Mas, como ele era o único jogador daquela posição, sempre era tolerada essa sua falta e ele era perdoado.

Certa vez, num jogo valendo pelo campeonato amazonense no campo do Luso (possivelmente em 1927 ou 1928), estavam em campo os velhos rivais do bairro dos Tocos, Libertador e Independência.

Como de costume, mais uma vez Eustáquio chegou atrasado, precisamente cinco minutos após o início da partida.
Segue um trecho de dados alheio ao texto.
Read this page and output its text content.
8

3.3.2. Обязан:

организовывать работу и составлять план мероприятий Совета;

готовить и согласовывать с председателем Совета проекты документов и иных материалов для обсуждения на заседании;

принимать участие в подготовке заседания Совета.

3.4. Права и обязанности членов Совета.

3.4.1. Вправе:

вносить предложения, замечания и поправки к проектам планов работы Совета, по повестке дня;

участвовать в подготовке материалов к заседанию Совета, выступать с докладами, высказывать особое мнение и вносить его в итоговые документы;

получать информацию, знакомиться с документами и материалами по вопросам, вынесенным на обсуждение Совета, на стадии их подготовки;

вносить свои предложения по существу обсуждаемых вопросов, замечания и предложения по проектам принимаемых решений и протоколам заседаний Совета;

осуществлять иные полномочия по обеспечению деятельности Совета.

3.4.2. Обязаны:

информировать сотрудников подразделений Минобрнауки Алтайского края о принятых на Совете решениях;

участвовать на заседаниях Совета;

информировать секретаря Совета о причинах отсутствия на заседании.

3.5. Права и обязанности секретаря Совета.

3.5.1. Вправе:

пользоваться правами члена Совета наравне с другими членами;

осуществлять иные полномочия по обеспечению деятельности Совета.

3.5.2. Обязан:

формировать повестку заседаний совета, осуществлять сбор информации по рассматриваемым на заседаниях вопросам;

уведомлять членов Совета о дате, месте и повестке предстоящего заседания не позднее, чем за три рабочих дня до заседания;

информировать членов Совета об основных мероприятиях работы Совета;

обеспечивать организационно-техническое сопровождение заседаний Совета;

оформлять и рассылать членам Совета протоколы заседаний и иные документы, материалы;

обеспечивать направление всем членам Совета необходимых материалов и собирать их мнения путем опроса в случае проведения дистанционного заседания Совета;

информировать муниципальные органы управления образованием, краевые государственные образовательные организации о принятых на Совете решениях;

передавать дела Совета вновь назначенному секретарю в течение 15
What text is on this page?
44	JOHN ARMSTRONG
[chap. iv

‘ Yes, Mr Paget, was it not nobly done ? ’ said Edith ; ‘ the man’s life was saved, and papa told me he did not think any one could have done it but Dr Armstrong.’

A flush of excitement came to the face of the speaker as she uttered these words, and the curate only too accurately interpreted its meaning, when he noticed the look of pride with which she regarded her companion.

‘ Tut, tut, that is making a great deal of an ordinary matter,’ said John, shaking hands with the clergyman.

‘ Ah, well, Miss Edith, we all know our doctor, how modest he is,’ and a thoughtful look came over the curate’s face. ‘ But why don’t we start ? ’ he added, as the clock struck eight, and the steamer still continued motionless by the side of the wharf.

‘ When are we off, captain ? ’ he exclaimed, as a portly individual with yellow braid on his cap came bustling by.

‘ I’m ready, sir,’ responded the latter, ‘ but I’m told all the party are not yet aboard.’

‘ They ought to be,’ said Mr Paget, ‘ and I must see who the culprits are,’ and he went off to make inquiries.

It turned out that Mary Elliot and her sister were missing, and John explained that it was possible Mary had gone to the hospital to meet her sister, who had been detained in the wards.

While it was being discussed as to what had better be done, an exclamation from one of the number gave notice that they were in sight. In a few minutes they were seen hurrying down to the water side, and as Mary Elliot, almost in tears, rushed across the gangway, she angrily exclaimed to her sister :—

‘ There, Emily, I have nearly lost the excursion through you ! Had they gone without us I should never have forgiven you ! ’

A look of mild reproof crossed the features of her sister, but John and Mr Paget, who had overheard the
Samuel Mota, presidente do Independência, já havia conversado com o juiz Oscar Rayol, pedindo permissão para que o habitual faltoso entrasse em campo assim que chegasse. Sendo assim o juiz permitiu sua entrada no jogo, mas antes Eustáquio se justificou para o juiz e para o presidente de seu clube afirmando que, como de costume, a sua demora se deu devido ele estar participando de uma deliciosa tartarugada na casa do prefeito de Manaus.

Seguia então o jogo que tomava proporções violentas e quedas de lado a lado.

Mas Vicente, zagueiro do Libertador, chocou-se violentamente com Eustáquio, jogando-o ao chão, queda essa que provocou um distúrbio digestivo no pobre centro-médio, fazendo-o vomitar em campo.

O massagista do Independência, chamado "Beiçola”, foi socorrer Eustáquio e ao voltar para fora de campo, falou baixinho ao ouvido de Samuel Mota assim: -"Que Deus me perdoe, peguei o caboclo na mentira, ele não comeu tartaruga nenhuma, é mentira, o vômito dele era de pirarucu desfiado".

E assim ficou constatada a mentira do Eustáquio, passando ele, a partir dali, a ser intensamente zoado pelos jogadores e torcedores do Libertador.

CONCLUSÃO

Infelizmente o Libertador se extinguiu para sempre em 1931, deixando seu fiel adversário, o Independência, órfão de seu primeiro rival. Aliás o Independência ainda perdurou por um bom tempo, tendo participado pela última vez do campeonato amazonense em 1960, sendo logo em seguida também extinto. Nessa época o clube já tinha um novo rival que ocupou o lugar deixado pelo Libertador: era o São Raimundo.

E assim se sabe um pouco de uma página da história dos primórdios do futebol no país das Amazonas.


Fontes: Jornal do Commercio, Arquivo do Judiciário do Amazonas.